In industries governed by standards, it is not always easy to identify the goal of antitrust intervention. Neelie Kroes defined it as follows:

When a market develops in such a way that a particular proprietary technology becomes a de facto standard, then the owner of that technology may have such power over the market that it can lock-in its customers and exclude its competitors’. Where a technology owner exploits that power, then a competition authority or a regulator may need to intervene.

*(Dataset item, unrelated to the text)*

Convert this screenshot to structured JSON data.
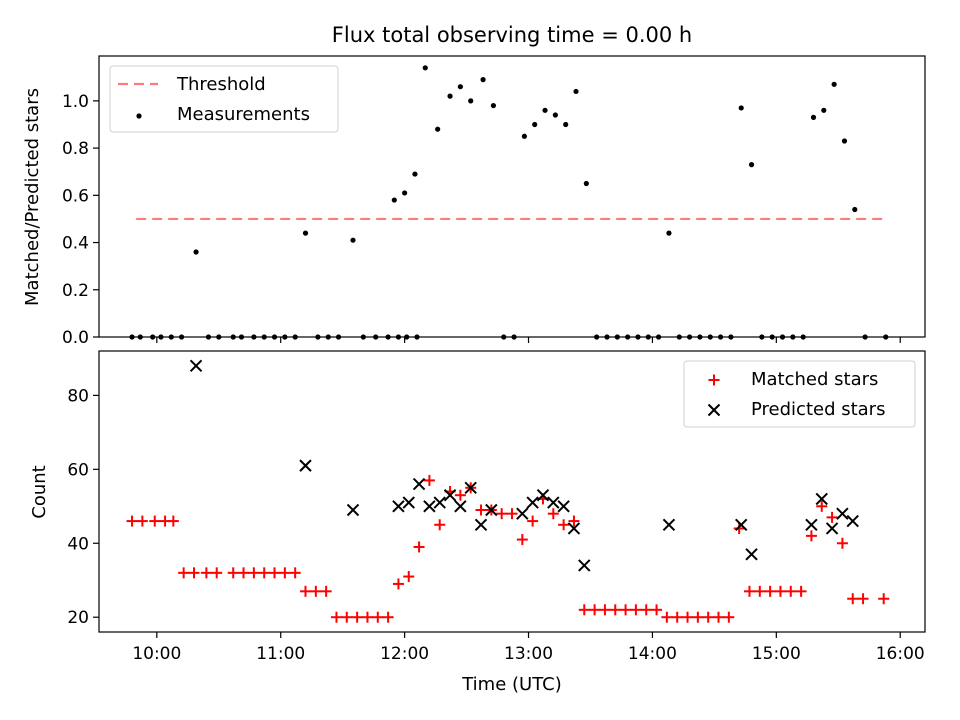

In essence, the competition authority has to recreate the conditions of competition that would have emerged from a properly carried out standardisation process.
This definition makes a collaborative standard setting process the normative benchmark even for de facto standards that evolve as a result of the operation of the marketplace.

2 Responses to “Neelie Kroes on the Goals of Antitrust Intervention in Standards-based Industries”

  1. Norm Says:

    I think you miss the point. We should unconditionally accept market results only from competitive markets. In all other cases, as Neelie Kroes correctly points out, we should do what we can to achieve the same result that a competitive market would have.

    Competitive marketplaces protect consumers. Non-competitive marketplaces serve other interests at the expense of consumers.

  2. Hanno Kaiser Says:

    Suppose you introduce a great product in an industry with direct network effects. Customers love it, and at some point the market tips and your product becomes the de facto standard. In this scenario, the de facto standard is the result of a competitive market. Nevertheless, your newly found dominant position triggers the “special obligations” under Art. 82. If you don’t live up to those obligations, “the competition authority has to recreate the conditions of competition that would have emerged from a properly carried out standardisation process.” What are those conditions? Probably FRAND licensing commitments as they would have been negotiated at a time when there were still technological choices and your market power had not yet been amplified by widespread standards adoption. Thus I don’t think I am misreading her statement: De facto standards are to be evaluated against a benchmark of a hypothetical, ideal SSO situation.